And remember: I'm always available if you have problems or ideas! Please do reach out.

In [1]:
# imports
# If these fail, please check you're running from an 'activated' environment with (llms) in the command prompt

import os
import requests
import json
from typing import List
from dotenv import load_dotenv
from bs4 import BeautifulSoup
from IPython.display import Markdown, display, update_display
from openai import OpenAI

In [2]:
# Initialize and constants

load_dotenv(override=True)
api_key = os.getenv('OPENAI_API_KEY')

if api_key and api_key.startswith('sk-proj-') and len(api_key)>10:
    print("API key looks good so far")
else:
    print("There might be a problem with your API key? Please visit the troubleshooting notebook!")
    
MODEL = 'gpt-4o-mini'
openai = OpenAI()

API key looks good so far


In [3]:
# A class to represent a Webpage

# Some websites need you to use proper headers when fetching them:
headers = {
 "User-Agent": "Mozilla/5.0 (Windows NT 10.0; Win64; x64) AppleWebKit/537.36 (KHTML, like Gecko) Chrome/117.0.0.0 Safari/537.36"
}

class Website:
    """
    A utility class to represent a Website that we have scraped, now with links
    """

    def __init__(self, url):
        self.url = url
        response = requests.get(url, headers=headers)
        self.body = response.content
        soup = BeautifulSoup(self.body, 'html.parser')
        self.title = soup.title.string if soup.title else "No title found"
        if soup.body:
            for irrelevant in soup.body(["script", "style", "img", "input"]):
                irrelevant.decompose()
            self.text = soup.body.get_text(separator="\n", strip=True)
        else:
            self.text = ""
        links = [link.get('href') for link in soup.find_all('a')]
        self.links = [link for link in links if link]

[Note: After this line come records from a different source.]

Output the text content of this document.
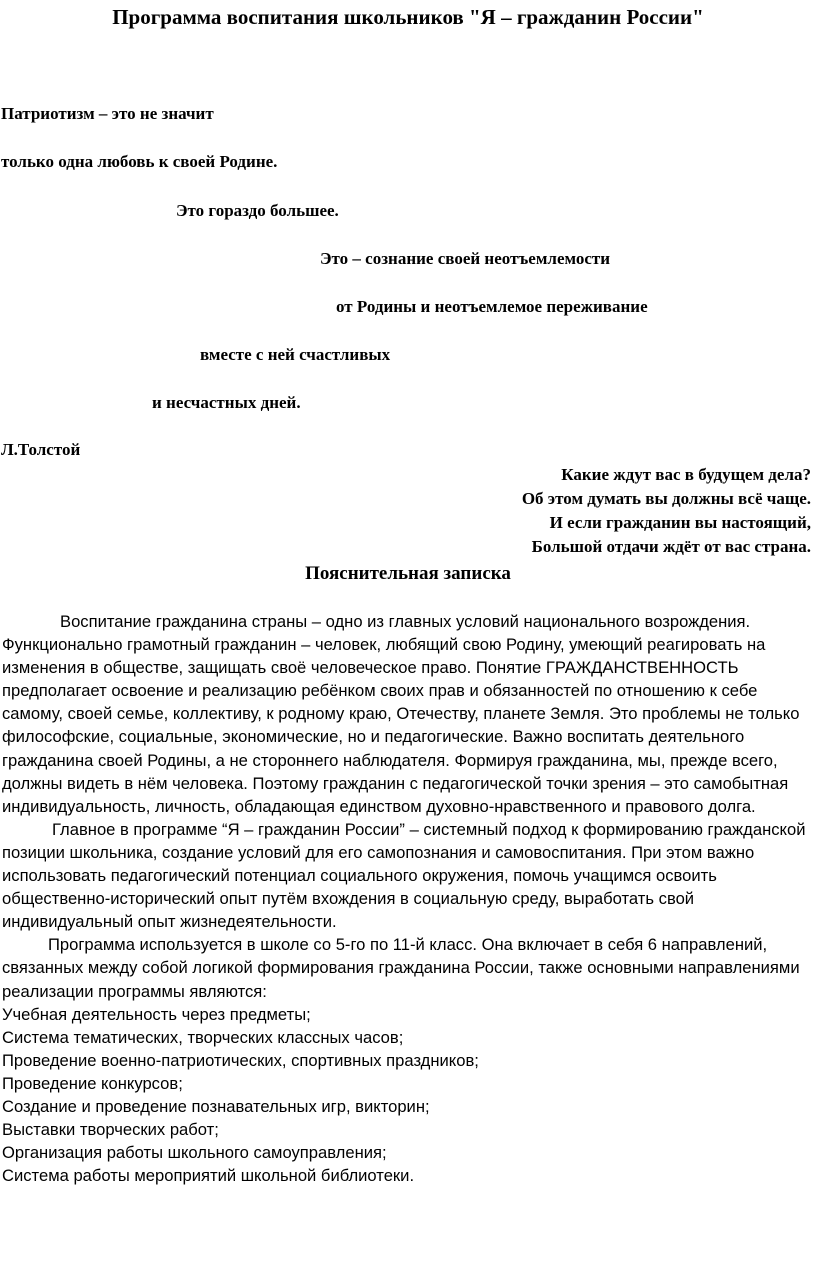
Программа воспитания школьников "Я – гражданин России"

Патриотизм – это не значит

только одна любовь к своей Родине.

Это гораздо большее.

Это – сознание своей неотъемлемости

от Родины и неотъемлемое переживание

вместе с ней счастливых

и несчастных дней.

Л.Толстой

Какие ждут вас в будущем дела?

Об этом думать вы должны всё чаще.

И если гражданин вы настоящий,

Большой отдачи ждёт от вас страна.

Пояснительная записка

Воспитание гражданина страны – одно из главных условий национального возрождения. Функционально грамотный гражданин – человек, любящий свою Родину, умеющий реагировать на изменения в обществе, защищать своё человеческое право. Понятие ГРАЖДАНСТВЕННОСТЬ предполагает освоение и реализацию ребёнком своих прав и обязанностей по отношению к себе самому, своей семье, коллективу, к родному краю, Отечеству, планете Земля. Это проблемы не только философские, социальные, экономические, но и педагогические. Важно воспитать деятельного гражданина своей Родины, а не стороннего наблюдателя. Формируя гражданина, мы, прежде всего, должны видеть в нём человека. Поэтому гражданин с педагогической точки зрения – это самобытная индивидуальность, личность, обладающая единством духовно-нравственного и правового долга.

Главное в программе “Я – гражданин России” – системный подход к формированию гражданской позиции школьника, создание условий для его самопознания и самовоспитания. При этом важно использовать педагогический потенциал социального окружения, помочь учащимся освоить общественно-исторический опыт путём вхождения в социальную среду, выработать свой индивидуальный опыт жизнедеятельности.

Программа используется в школе со 5-го по 11-й класс. Она включает в себя 6 направлений, связанных между собой логикой формирования гражданина России, также основными направлениями реализации программы являются:

Учебная деятельность через предметы;
Система тематических, творческих классных часов;
Проведение военно-патриотических, спортивных праздников;
Проведение конкурсов;
Создание и проведение познавательных игр, викторин;
Выставки творческих работ;
Организация работы школьного самоуправления;
Система работы мероприятий школьной библиотеки.
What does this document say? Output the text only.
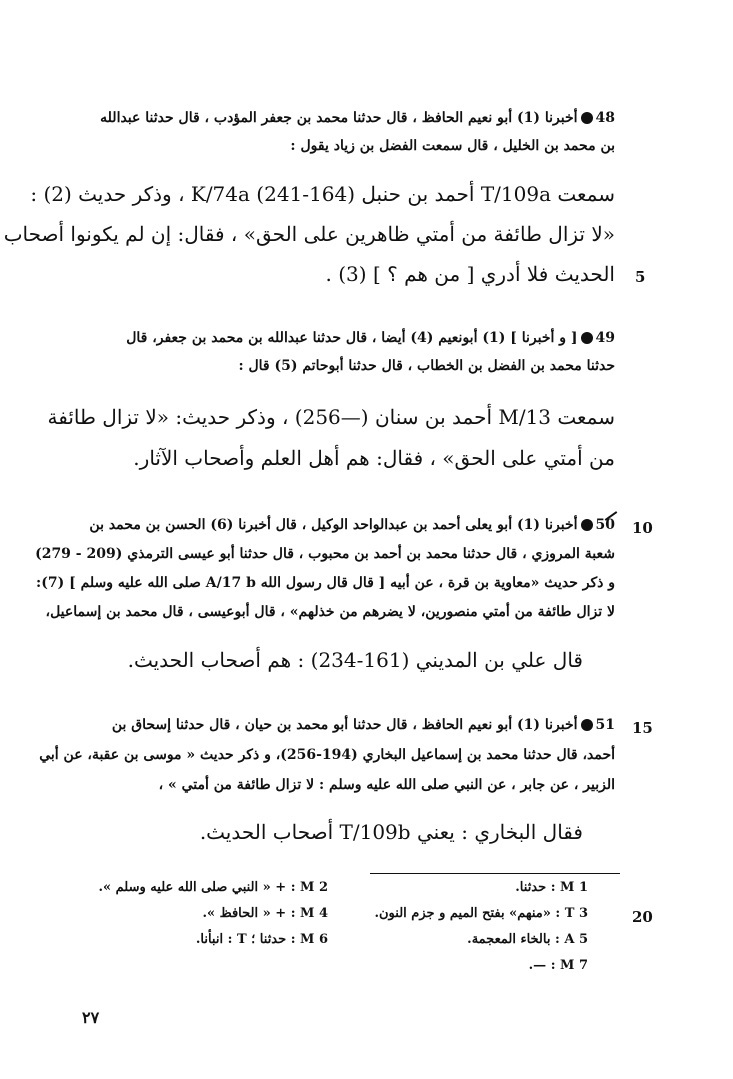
48أخبرنا (1) أبو نعيم الحافظ ، قال حدثنا محمد بن جعفر المؤدب ، قال حدثنا عبدالله
بن محمد بن الخليل ، قال سمعت الفضل بن زياد يقول :
سمعت T/109a أحمد بن حنبل (164-241) K/74a ، وذكر حديث (2) :
«لا تزال طائفة من أمتي ظاهرين على الحق» ، فقال: إن لم يكونوا أصحاب
الحديث فلا أدري [ من هم ؟ ] (3) . 5
49[ و أخبرنا ] (1) أبونعيم (4) أيضا ، قال حدثنا عبدالله بن محمد بن جعفر، قال
حدثنا محمد بن الفضل بن الخطاب ، قال حدثنا أبوحاتم (5) قال :
سمعت M/13 أحمد بن سنان (—256) ، وذكر حديث: «لا تزال طائفة
من أمتي على الحق» ، فقال: هم أهل العلم وأصحاب الآثار.
10
50أخبرنا (1) أبو يعلى أحمد بن عبدالواحد الوكيل ، قال أخبرنا (6) الحسن بن محمد بن
شعبة المروزي ، قال حدثنا محمد بن أحمد بن محبوب ، قال حدثنا أبو عيسى الترمذي (209 - 279)
و ذكر حديث «معاوية بن قرة ، عن أبيه [ قال قال رسول الله A/17 b صلى الله عليه وسلم ] (7):
لا تزال طائفة من أمتي منصورين، لا يضرهم من خذلهم» ، قال أبوعيسى ، قال محمد بن إسماعيل،
قال علي بن المديني (161-234) : هم أصحاب الحديث.
15
51أخبرنا (1) أبو نعيم الحافظ ، قال حدثنا أبو محمد بن حيان ، قال حدثنا إسحاق بن
أحمد، قال حدثنا محمد بن إسماعيل البخاري (194-256)، و ذكر حديث « موسى بن عقبة، عن أبي
الزبير ، عن جابر ، عن النبي صلى الله عليه وسلم : لا تزال طائفة من أمتي » ،
فقال البخاري : يعني T/109b أصحاب الحديث.
M 1 : حدثنا.
T 3 : «منهم» بفتح الميم و جزم النون.
A 5 : بالخاء المعجمة.
M 7 : —.
M 2 : + « النبي صلى الله عليه وسلم ».
M 4 : + « الحافظ ».
M 6 : حدثنا ؛ T : انبأنا.
20
٢٧
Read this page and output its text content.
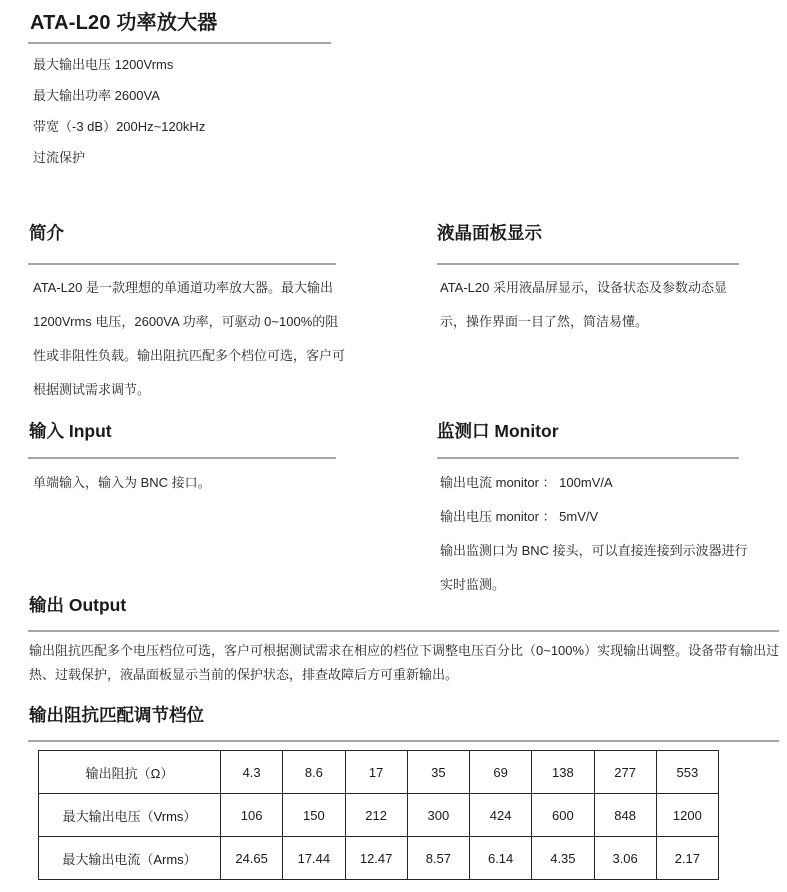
ATA-L20 功率放大器
最大输出电压 1200Vrms
最大输出功率 2600VA
带宽（-3 dB）200Hz~120kHz
过流保护
简介

ATA-L20 是一款理想的单通道功率放大器。最大输出 1200Vrms 电压，2600VA 功率，可驱动 0~100%的阻性或非阻性负载。输出阻抗匹配多个档位可选，客户可根据测试需求调节。

液晶面板显示

ATA-L20 采用液晶屏显示，设备状态及参数动态显示，操作界面一目了然，简洁易懂。

输入 Input

单端输入，输入为 BNC 接口。

监测口 Monitor
输出电流 monitor ： 100mV/A
输出电压 monitor ： 5mV/V
输出监测口为 BNC 接头，可以直接连接到示波器进行实时监测。
输出 Output

输出阻抗匹配多个电压档位可选，客户可根据测试需求在相应的档位下调整电压百分比（0~100%）实现输出调整。设备带有输出过热、过载保护，液晶面板显示当前的保护状态，排查故障后方可重新输出。

输出阻抗匹配调节档位
输出阻抗（Ω）	4.3	8.6	17	35	69	138	277	553
最大输出电压（Vrms）	106	150	212	300	424	600	848	1200
最大输出电流（Arms）	24.65	17.44	12.47	8.57	6.14	4.35	3.06	2.17
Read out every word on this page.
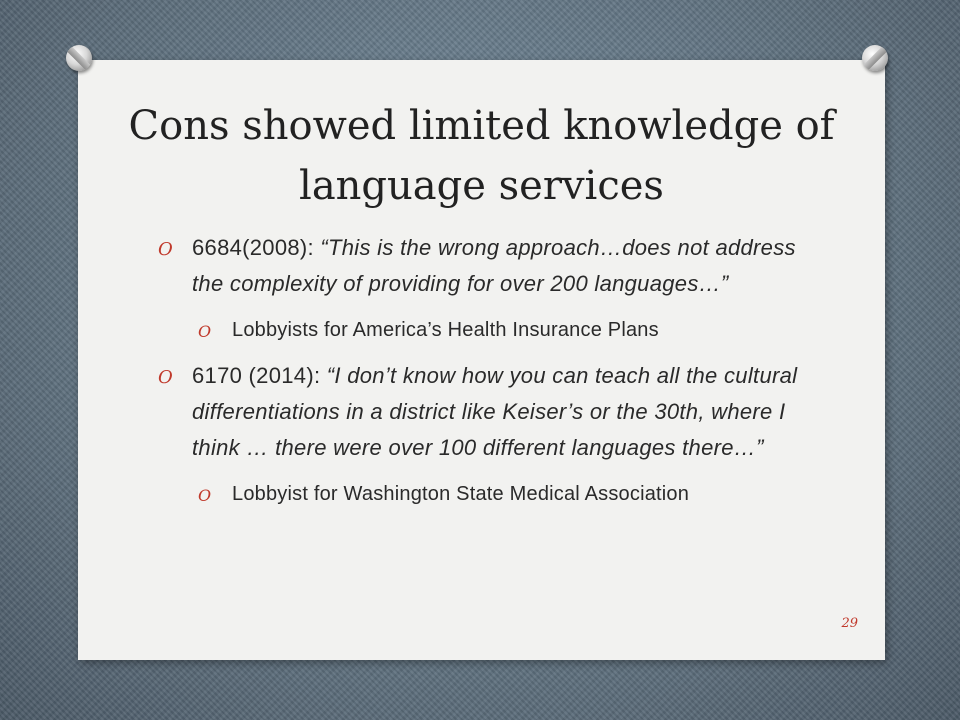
Cons showed limited knowledge of language services
O 6684(2008): “This is the wrong approach…does not address the complexity of providing for over 200 languages…”
O Lobbyists for America’s Health Insurance Plans
O 6170 (2014): “I don’t know how you can teach all the cultural differentiations in a district like Keiser’s or the 30th, where I think … there were over 100 different languages there…”
O Lobbyist for Washington State Medical Association
29
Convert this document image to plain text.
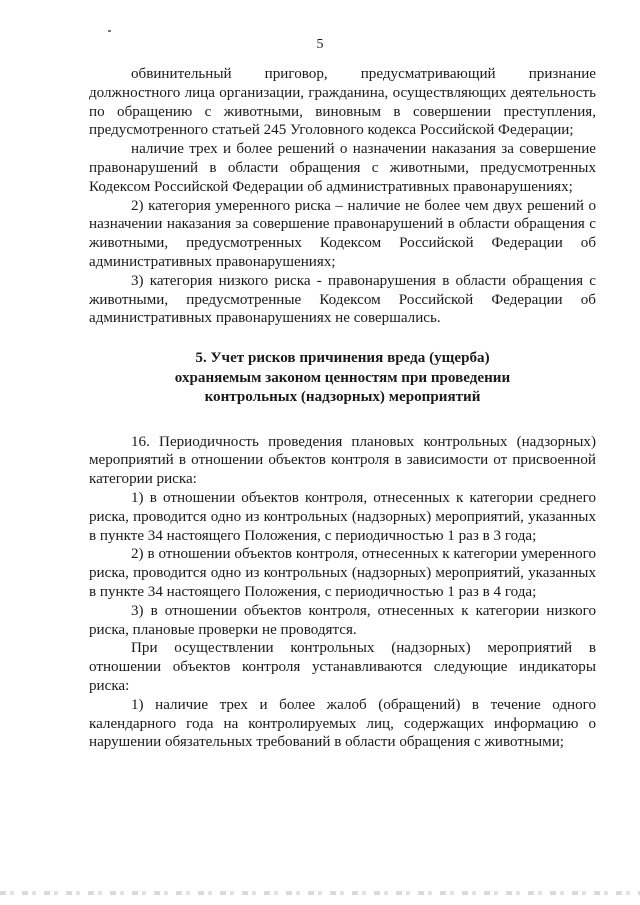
5

обвинительный приговор, предусматривающий признание должностного лица организации, гражданина, осуществляющих деятельность по обращению с животными, виновным в совершении преступления, предусмотренного статьей 245 Уголовного кодекса Российской Федерации;

наличие трех и более решений о назначении наказания за совершение правонарушений в области обращения с животными, предусмотренных Кодексом Российской Федерации об административных правонарушениях;

2) категория умеренного риска – наличие не более чем двух решений о назначении наказания за совершение правонарушений в области обращения с животными, предусмотренных Кодексом Российской Федерации об административных правонарушениях;

3) категория низкого риска - правонарушения в области обращения с животными, предусмотренные Кодексом Российской Федерации об административных правонарушениях не совершались.

5. Учет рисков причинения вреда (ущерба)
охраняемым законом ценностям при проведении
контрольных (надзорных) мероприятий

16. Периодичность проведения плановых контрольных (надзорных) мероприятий в отношении объектов контроля в зависимости от присвоенной категории риска:

1) в отношении объектов контроля, отнесенных к категории среднего риска, проводится одно из контрольных (надзорных) мероприятий, указанных в пункте 34 настоящего Положения, с периодичностью 1 раз в 3 года;

2) в отношении объектов контроля, отнесенных к категории умеренного риска, проводится одно из контрольных (надзорных) мероприятий, указанных в пункте 34 настоящего Положения, с периодичностью 1 раз в 4 года;

3) в отношении объектов контроля, отнесенных к категории низкого риска, плановые проверки не проводятся.

При осуществлении контрольных (надзорных) мероприятий в отношении объектов контроля устанавливаются следующие индикаторы риска:

1) наличие трех и более жалоб (обращений) в течение одного календарного года на контролируемых лиц, содержащих информацию о нарушении обязательных требований в области обращения с животными;
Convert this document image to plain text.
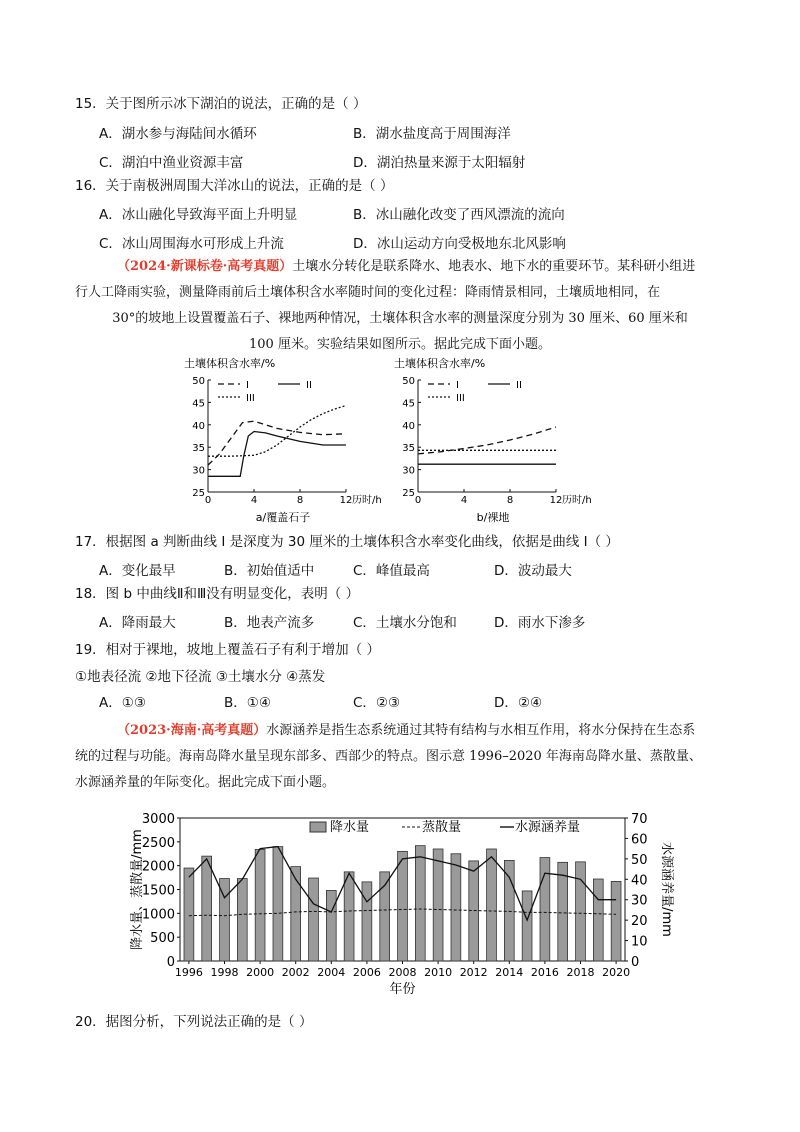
15．关于图所示冰下湖泊的说法，正确的是（ ）
A．湖水参与海陆间水循环	B．湖水盐度高于周围海洋
C．湖泊中渔业资源丰富	D．湖泊热量来源于太阳辐射
16．关于南极洲周围大洋冰山的说法，正确的是（ ）
A．冰山融化导致海平面上升明显	B．冰山融化改变了西风漂流的流向
C．冰山周围海水可形成上升流	D．冰山运动方向受极地东北风影响
（2024·新课标卷·高考真题）土壤水分转化是联系降水、地表水、地下水的重要环节。某科研小组进
行人工降雨实验，测量降雨前后土壤体积含水率随时间的变化过程：降雨情景相同，土壤质地相同，在
30°的坡地上设置覆盖石子、裸地两种情况，土壤体积含水率的测量深度分别为 30 厘米、60 厘米和
100 厘米。实验结果如图所示。据此完成下面小题。
土壤体积含水率/%
25
30
35
40
45
50
0	4	8	12 历时/h
a/覆盖石子
I	II
III
土壤体积含水率/%
25
30
35
40
45
50
0	4	8	12 历时/h
b/裸地
I	II
III
17．根据图 a 判断曲线 I 是深度为 30 厘米的土壤体积含水率变化曲线，依据是曲线 I（ ）
A．变化最早	B．初始值适中	C．峰值最高	D．波动最大
18．图 b 中曲线Ⅱ和Ⅲ没有明显变化，表明（ ）
A．降雨最大	B．地表产流多	C．土壤水分饱和	D．雨水下渗多
19．相对于裸地，坡地上覆盖石子有利于增加（ ）
①地表径流 ②地下径流 ③土壤水分 ④蒸发
A．①③	B．①④	C．②③	D．②④
（2023·海南·高考真题）水源涵养是指生态系统通过其特有结构与水相互作用，将水分保持在生态系
统的过程与功能。海南岛降水量呈现东部多、西部少的特点。图示意 1996–2020 年海南岛降水量、蒸散量、
水源涵养量的年际变化。据此完成下面小题。
0
500
1000
1500
2000
2500
3000
0
10
20
30
40
50
60
70
1996 1998 2000 2002 2004 2006 2008 2010 2012 2014 2016 2018 2020
年份
降水量、蒸散量/mm	水源涵养量/mm
降水量	蒸散量	水源涵养量
20．据图分析，下列说法正确的是（ ）
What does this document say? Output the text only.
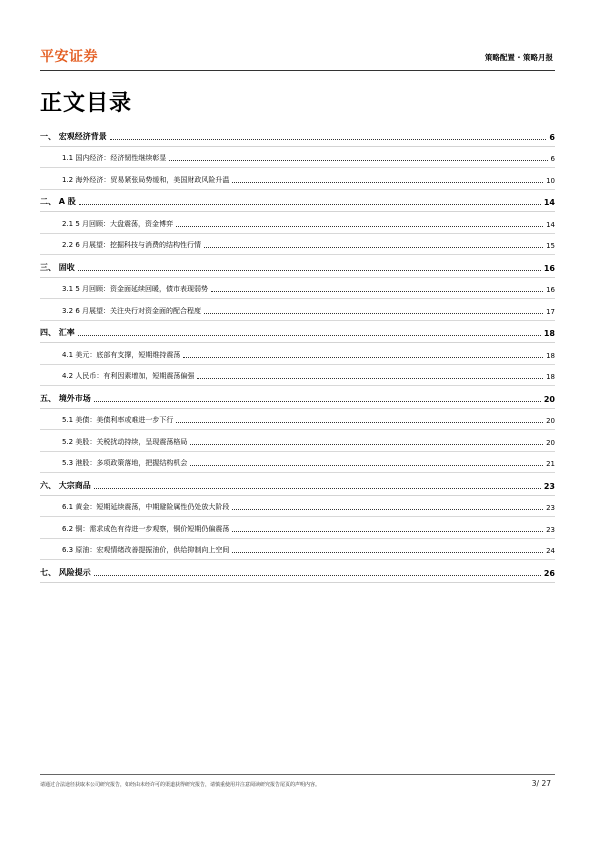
平安证券	策略配置 · 策略月报
正文目录
一、 宏观经济背景	6
1.1 国内经济：经济韧性继续彰显	6
1.2 海外经济：贸易紧张局势缓和，美国财政风险升温	10
二、 A 股	14
2.1 5 月回顾：大盘震荡，资金博弈	14
2.2 6 月展望：挖掘科技与消费的结构性行情	15
三、 固收	16
3.1 5 月回顾：资金面延续回暖，债市表现弱势	16
3.2 6 月展望：关注央行对资金面的配合程度	17
四、 汇率	18
4.1 美元：底部有支撑，短期维持震荡	18
4.2 人民币：有利因素增加，短期震荡偏强	18
五、 境外市场	20
5.1 美债：美债利率或难进一步下行	20
5.2 美股：关税扰动持续，呈现震荡格局	20
5.3 港股：多项政策落地，把握结构机会	21
六、 大宗商品	23
6.1 黄金：短期延续震荡，中期避险属性仍处放大阶段	23
6.2 铜：需求成色有待进一步观察，铜价短期仍偏震荡	23
6.3 原油：宏观情绪改善提振油价，供给抑制向上空间	24
七、 风险提示	26
请通过合法途径获取本公司研究报告，如经由未经许可的渠道获得研究报告，请慎重使用并注意阅读研究报告尾页的声明内容。	3/ 27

    def get_contents(self):
        return f"Webpage Title:\n{self.title}\nWebpage Contents:\n{self.text}\n\n"

In [5]:
ed = Website("https://urszulaczerwinska.github.io/")
ed.links

['/index.html',
 '#menu',
 '/index.html',
 '/about/',
 '/works/',
 '/thoughts/',
 '/feed.xml',
 '#greeting',
 'https://twitter.com/ulalaparis',
 'https://github.com/urszulaczerwinska',
 'https://linkedin.com/in/urszulaczerwinska',
 '/thoughts/',
 '/thoughts/',
 '/works/',
 '/works/',
 '/works/deep-dive-in-paddleocr-inference',
 '/works/ner_cc',
 '/works/interpretability-shap',
 '/works/egg_ner',
 'https://twitter.com/ulalaparis',
 'https://github.com/urszulaczerwinska',
 'https://linkedin.com/in/urszulaczerwinska',
 'mailto:ulcia.liberte@gmail.com',
 '/credits/']

## First step: Have GPT-4o-mini figure out which links are relevant

### Use a call to gpt-4o-mini to read the links on a webpage, and respond in structured JSON.  
It should decide which links are relevant, and replace relative links such as "/about" with "https://company.com/about".  
We will use "one shot prompting" in which we provide an example of how it should respond in the prompt.

This is an excellent use case for an LLM, because it requires nuanced understanding. Imagine trying to code this without LLMs by parsing and analyzing the webpage - it would be very hard!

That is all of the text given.